Fabien Quéré (LIDYL, CEA-CNRS)
Spatio-temporal metrology of attosecond pulses generated from plasma mirrors 

Hosted by J. Vieira and J. T. Mendonça
Thursday Feb 27, 10h, Meeting Room, Physics Department, Instituto Superior Técnico

When an intense laser pulse (l>1016 W/cm2) impinges a solid target, it creates a dense plasma at its surface. During an ultrashort laser pulse, this plasma only expands by a small fraction of the light wavelength, and keeps an almost step-like interface with vacuum: it thus behaves as a high-flatness mirror, called a plasma mirror, which can be exposed to extremely high laser intensities. The response of the plasma to the field then becomes highly non-linear, and high-order harmonics of the incident laser frequency are observed in the beam reflected by such a plasma mirror.
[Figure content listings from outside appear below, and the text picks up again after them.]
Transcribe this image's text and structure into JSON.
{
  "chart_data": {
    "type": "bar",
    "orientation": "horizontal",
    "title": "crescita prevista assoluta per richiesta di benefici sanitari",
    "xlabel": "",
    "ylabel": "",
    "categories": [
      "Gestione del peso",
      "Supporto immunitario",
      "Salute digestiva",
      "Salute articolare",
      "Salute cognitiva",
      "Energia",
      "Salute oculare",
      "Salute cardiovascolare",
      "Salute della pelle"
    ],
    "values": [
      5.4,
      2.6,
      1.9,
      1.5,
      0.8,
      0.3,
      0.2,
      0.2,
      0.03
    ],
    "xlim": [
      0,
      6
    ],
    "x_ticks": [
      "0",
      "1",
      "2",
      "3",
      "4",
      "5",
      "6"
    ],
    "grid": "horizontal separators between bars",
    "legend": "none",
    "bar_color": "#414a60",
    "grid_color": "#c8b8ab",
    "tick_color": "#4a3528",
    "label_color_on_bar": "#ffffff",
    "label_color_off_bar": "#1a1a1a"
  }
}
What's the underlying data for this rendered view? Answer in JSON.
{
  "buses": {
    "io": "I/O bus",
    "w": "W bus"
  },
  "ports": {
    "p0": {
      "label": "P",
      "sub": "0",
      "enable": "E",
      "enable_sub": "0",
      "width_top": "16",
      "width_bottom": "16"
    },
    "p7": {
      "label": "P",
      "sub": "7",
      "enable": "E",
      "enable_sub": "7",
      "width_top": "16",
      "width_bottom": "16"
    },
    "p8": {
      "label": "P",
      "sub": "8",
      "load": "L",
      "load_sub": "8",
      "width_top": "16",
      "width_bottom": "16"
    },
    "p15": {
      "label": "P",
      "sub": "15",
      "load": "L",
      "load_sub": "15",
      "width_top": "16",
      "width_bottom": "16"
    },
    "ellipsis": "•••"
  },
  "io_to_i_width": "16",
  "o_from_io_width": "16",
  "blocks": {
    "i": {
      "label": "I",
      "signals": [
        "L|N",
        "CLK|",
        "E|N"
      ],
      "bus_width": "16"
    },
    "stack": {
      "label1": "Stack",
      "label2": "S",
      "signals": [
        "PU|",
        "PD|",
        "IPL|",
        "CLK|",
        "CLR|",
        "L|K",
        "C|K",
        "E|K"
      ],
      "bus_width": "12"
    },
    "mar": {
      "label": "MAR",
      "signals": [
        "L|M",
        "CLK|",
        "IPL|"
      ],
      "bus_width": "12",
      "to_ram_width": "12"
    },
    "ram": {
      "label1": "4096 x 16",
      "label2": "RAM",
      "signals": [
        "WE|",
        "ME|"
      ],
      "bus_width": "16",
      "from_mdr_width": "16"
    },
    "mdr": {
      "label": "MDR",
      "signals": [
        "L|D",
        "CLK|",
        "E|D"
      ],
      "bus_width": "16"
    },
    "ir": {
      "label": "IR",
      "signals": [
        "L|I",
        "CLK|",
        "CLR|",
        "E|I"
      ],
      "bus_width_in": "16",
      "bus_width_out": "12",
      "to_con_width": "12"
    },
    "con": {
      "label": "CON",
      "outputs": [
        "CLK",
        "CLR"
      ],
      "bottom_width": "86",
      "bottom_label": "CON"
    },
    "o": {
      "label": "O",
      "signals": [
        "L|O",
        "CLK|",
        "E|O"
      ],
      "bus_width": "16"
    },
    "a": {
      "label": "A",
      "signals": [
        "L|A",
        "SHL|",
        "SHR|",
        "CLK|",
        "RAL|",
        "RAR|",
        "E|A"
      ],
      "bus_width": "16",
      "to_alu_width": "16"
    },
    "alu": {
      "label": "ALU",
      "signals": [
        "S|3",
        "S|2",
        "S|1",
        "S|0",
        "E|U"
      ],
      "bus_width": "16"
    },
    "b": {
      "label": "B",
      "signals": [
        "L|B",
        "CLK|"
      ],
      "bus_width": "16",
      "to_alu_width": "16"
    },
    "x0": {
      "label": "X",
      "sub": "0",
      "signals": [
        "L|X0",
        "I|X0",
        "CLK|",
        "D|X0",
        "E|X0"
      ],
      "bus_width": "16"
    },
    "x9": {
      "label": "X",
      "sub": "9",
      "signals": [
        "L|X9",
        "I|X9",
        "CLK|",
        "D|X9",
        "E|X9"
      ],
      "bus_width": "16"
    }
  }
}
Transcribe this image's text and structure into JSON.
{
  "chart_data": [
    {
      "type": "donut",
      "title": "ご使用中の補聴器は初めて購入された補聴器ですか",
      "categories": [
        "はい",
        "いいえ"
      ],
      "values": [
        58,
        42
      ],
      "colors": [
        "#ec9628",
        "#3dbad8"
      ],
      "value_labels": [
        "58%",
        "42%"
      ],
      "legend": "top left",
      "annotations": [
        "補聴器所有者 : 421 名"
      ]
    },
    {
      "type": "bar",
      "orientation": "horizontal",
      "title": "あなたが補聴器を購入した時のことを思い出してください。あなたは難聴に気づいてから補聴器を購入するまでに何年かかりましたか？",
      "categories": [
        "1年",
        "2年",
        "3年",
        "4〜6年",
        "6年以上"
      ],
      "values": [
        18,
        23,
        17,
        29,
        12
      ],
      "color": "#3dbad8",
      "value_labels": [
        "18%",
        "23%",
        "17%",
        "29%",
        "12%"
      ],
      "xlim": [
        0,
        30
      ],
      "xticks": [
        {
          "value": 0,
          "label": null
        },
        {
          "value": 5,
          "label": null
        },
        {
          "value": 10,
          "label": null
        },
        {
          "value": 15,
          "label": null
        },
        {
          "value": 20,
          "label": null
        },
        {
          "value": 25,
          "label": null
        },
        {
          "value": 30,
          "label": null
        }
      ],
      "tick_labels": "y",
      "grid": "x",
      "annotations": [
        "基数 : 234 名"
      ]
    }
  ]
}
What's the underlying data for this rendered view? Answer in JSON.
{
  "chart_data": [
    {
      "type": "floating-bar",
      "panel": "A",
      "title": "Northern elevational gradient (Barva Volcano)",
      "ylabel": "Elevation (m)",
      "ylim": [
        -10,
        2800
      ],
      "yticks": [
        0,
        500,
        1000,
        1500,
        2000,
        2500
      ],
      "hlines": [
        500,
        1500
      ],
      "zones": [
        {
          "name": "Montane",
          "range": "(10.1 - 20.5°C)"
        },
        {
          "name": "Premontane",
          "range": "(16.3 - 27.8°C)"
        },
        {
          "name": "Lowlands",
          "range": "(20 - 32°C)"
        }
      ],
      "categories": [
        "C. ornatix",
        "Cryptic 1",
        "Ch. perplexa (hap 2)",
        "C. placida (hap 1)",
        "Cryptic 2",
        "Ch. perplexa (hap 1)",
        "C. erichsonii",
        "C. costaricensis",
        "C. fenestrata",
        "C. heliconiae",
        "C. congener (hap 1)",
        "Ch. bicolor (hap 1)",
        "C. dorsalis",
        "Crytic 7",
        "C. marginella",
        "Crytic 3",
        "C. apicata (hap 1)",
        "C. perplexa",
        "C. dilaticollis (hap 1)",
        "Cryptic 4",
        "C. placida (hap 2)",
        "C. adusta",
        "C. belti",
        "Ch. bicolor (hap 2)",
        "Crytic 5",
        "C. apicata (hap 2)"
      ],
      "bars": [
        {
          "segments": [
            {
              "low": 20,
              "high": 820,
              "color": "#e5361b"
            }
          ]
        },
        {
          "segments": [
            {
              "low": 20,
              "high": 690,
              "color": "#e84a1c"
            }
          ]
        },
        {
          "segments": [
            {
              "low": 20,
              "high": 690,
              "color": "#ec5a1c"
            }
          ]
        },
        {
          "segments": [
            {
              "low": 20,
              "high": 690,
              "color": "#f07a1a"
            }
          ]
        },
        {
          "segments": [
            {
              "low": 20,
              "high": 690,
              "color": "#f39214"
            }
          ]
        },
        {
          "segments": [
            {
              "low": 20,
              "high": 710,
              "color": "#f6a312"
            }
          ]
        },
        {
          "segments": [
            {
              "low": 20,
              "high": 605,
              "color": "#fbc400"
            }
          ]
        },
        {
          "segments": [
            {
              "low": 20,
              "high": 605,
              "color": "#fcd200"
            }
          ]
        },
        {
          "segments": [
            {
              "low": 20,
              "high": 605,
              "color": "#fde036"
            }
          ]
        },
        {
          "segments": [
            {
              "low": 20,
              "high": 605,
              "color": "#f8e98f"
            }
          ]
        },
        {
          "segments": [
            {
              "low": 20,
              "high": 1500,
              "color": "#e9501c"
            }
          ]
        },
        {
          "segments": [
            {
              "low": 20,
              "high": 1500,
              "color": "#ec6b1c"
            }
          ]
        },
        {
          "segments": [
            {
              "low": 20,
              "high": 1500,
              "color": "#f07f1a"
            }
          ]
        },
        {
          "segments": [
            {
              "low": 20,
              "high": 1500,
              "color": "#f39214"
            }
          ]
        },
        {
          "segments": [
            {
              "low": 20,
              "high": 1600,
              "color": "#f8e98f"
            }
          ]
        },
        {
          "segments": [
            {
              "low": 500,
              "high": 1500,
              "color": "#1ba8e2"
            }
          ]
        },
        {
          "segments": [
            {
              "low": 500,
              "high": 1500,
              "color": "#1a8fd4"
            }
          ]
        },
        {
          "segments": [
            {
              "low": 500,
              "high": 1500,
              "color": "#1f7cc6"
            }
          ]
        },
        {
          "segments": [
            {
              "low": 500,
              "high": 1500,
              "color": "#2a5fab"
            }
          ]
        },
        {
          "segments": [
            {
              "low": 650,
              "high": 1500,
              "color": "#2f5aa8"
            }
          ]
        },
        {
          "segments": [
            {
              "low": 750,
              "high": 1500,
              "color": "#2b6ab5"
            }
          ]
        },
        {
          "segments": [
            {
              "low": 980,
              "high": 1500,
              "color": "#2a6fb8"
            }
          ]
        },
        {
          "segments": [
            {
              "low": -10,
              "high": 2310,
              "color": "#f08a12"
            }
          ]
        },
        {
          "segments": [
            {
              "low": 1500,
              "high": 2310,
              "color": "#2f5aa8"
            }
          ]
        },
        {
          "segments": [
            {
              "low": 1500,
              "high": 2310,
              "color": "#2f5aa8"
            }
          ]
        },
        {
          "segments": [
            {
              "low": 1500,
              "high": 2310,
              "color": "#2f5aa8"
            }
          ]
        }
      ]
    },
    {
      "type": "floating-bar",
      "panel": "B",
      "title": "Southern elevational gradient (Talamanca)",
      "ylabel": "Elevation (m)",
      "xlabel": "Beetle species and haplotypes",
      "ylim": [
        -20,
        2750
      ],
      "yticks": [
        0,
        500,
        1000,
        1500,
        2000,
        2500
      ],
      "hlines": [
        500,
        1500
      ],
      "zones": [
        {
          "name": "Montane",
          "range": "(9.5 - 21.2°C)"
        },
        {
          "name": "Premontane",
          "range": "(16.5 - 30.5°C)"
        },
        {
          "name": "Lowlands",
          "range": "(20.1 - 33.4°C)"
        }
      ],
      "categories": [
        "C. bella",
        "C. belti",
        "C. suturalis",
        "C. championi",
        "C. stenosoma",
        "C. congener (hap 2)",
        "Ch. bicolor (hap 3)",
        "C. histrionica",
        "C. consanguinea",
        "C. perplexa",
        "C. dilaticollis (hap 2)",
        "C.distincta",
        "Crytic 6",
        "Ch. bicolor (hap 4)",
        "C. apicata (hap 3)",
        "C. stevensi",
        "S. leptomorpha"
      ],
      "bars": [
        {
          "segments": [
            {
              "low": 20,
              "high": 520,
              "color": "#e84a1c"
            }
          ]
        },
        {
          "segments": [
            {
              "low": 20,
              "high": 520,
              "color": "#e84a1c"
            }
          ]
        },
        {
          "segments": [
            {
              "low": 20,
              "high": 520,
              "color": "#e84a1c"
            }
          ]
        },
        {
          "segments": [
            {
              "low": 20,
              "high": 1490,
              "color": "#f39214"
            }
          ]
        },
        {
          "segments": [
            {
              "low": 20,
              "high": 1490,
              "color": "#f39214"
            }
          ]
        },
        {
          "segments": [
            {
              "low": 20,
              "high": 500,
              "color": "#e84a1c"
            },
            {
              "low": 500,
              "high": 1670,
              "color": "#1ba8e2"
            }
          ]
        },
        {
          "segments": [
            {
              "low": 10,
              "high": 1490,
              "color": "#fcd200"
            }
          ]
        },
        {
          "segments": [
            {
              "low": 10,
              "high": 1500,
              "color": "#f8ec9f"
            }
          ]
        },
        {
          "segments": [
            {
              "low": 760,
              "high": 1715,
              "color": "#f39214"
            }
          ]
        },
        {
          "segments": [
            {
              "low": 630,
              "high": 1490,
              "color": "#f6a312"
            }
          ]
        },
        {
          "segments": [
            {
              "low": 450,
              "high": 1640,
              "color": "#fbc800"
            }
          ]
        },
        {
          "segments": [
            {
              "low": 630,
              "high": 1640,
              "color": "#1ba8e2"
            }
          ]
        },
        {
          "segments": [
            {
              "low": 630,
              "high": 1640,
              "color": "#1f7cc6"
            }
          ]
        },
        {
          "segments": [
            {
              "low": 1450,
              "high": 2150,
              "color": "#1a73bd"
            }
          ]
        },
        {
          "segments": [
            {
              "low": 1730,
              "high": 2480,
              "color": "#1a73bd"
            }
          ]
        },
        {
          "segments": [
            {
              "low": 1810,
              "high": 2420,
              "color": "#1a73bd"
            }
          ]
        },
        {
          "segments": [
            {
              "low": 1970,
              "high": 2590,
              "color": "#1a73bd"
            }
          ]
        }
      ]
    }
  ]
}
Measuring the temporal and spatial properties of these attosecond pulses associated to these harmonics, in both amplitude and phase, has long been an experimental challenge. I will present how we have recently solved this issue by using different techniques inspired from powerful lensless imaging technique known as ptychography. Thanks to these new measurement schemes, we have been able to measure the spatio-temporal properties of the attosecond pulses generated by plasma mirrors, in the surface plane of the target, in different interaction regimes.

The insight gained through these measurements as well as advanced Particle-In-Cell simulations suggests that relativistic plasma mirrors exposed to petawatt lases pulses provide a realistic way to increase the highest light intensities achieved in the lab by orders of magnitude, potentially up to the Schwinger limit where electron-positron pairs are created from vacuum. I will conclude on the principle of this scheme and explain why this is – probably – experimentally tractable.